As we were stopped on a side street plotting our escape, I looked down and saw the most amazing thing: Biet and River, taking turns playing with baby Lou. They had teamed up and were sticking their tongues out at him and tickling him, taking turns and laughing all the while. And while I would imagine that witnessing one of your children tormenting the other in such a calculated and matter-of-fact way would usually cause alarm in a parent, this particular sight made me profoundly happy. In that moment, Biet was such a big sister. And Lucien, beaming at the girls and giddy for all of the attention, was such a little brother. And even as future arguments and cat fights and anti-sharing strikes flashed before my eyes, I was overtaken with happiness. Sometimes it's these little in-between moments, on a street corner in Little Italy with empanada wrappers in your pocket and a diaper that needs changing and two hungry toddlers on your hands, that perfect moments take place, that relationships grow, and that life happens.

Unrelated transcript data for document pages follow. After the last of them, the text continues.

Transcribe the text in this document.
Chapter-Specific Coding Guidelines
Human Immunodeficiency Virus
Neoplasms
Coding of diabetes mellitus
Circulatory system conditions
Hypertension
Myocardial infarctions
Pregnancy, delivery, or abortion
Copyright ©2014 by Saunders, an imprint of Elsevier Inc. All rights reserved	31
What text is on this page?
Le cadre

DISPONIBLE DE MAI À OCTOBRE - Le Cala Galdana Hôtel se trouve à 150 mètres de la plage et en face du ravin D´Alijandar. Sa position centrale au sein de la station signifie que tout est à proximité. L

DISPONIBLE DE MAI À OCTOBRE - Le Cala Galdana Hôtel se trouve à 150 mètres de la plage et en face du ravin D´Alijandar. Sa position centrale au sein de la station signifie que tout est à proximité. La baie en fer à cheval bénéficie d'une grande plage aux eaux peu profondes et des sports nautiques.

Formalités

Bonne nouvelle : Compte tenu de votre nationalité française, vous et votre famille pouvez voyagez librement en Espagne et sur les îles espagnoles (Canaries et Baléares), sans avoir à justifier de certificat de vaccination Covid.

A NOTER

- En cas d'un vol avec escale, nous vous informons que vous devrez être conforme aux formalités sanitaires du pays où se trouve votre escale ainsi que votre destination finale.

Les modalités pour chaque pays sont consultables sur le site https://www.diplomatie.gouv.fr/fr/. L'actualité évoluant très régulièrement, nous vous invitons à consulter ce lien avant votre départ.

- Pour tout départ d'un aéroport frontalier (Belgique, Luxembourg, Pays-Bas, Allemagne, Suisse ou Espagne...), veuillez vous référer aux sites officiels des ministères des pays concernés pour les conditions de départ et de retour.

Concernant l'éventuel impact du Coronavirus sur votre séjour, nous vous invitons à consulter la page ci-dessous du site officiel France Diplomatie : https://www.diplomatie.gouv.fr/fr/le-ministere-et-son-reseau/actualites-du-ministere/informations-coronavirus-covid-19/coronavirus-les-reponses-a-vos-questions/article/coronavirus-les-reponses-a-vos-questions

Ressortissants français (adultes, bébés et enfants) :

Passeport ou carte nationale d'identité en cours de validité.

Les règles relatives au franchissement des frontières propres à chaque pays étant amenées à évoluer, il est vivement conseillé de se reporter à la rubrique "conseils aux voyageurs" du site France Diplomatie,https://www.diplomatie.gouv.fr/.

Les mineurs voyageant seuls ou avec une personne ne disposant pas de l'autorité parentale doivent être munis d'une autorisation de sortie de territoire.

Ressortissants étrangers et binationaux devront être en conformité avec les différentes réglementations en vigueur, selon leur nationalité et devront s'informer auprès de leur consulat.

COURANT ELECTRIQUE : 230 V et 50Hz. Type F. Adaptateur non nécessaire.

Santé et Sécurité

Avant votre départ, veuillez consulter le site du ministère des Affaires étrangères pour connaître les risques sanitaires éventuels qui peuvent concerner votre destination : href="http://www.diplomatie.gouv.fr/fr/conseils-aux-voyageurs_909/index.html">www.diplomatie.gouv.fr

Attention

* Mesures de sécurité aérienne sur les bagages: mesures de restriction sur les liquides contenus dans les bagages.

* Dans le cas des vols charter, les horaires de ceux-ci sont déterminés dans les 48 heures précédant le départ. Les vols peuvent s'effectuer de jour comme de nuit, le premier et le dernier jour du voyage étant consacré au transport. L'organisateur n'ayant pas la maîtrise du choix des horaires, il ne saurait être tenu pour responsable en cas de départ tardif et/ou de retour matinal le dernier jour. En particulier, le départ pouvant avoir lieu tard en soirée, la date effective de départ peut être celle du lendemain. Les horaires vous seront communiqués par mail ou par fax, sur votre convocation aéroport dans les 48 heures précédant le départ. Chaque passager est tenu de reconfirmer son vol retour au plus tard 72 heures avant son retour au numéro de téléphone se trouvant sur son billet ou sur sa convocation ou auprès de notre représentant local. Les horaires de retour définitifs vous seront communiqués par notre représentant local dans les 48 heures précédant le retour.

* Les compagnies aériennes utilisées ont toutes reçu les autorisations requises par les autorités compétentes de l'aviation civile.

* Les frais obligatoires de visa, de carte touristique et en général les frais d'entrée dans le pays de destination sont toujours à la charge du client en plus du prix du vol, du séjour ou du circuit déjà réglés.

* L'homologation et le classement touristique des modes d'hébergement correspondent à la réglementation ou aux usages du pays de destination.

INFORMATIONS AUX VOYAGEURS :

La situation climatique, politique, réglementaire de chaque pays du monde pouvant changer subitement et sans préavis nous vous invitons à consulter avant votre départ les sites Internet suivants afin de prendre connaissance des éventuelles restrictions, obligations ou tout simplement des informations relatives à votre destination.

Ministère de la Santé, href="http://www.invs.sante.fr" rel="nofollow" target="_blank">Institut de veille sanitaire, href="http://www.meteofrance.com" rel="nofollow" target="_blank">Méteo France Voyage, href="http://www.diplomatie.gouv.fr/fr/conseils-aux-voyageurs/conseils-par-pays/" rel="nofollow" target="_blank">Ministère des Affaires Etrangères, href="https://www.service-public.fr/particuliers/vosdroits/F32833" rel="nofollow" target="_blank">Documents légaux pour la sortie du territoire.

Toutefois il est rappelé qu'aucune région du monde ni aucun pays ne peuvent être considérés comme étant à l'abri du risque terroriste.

And so burritos were consumed, and afterwards chocolate (because a meal just isn't a meal without a little bit of chocolate, according to Biet... and maybe to me too), and big sisters were a little too rough with little brothers, and little brothers didn't seem to mind getting roughed up a bit, and best friends were willing and encouraging accomplices, and Mamas were tired but happy all around, and another full and gratifying day in the city was had by all.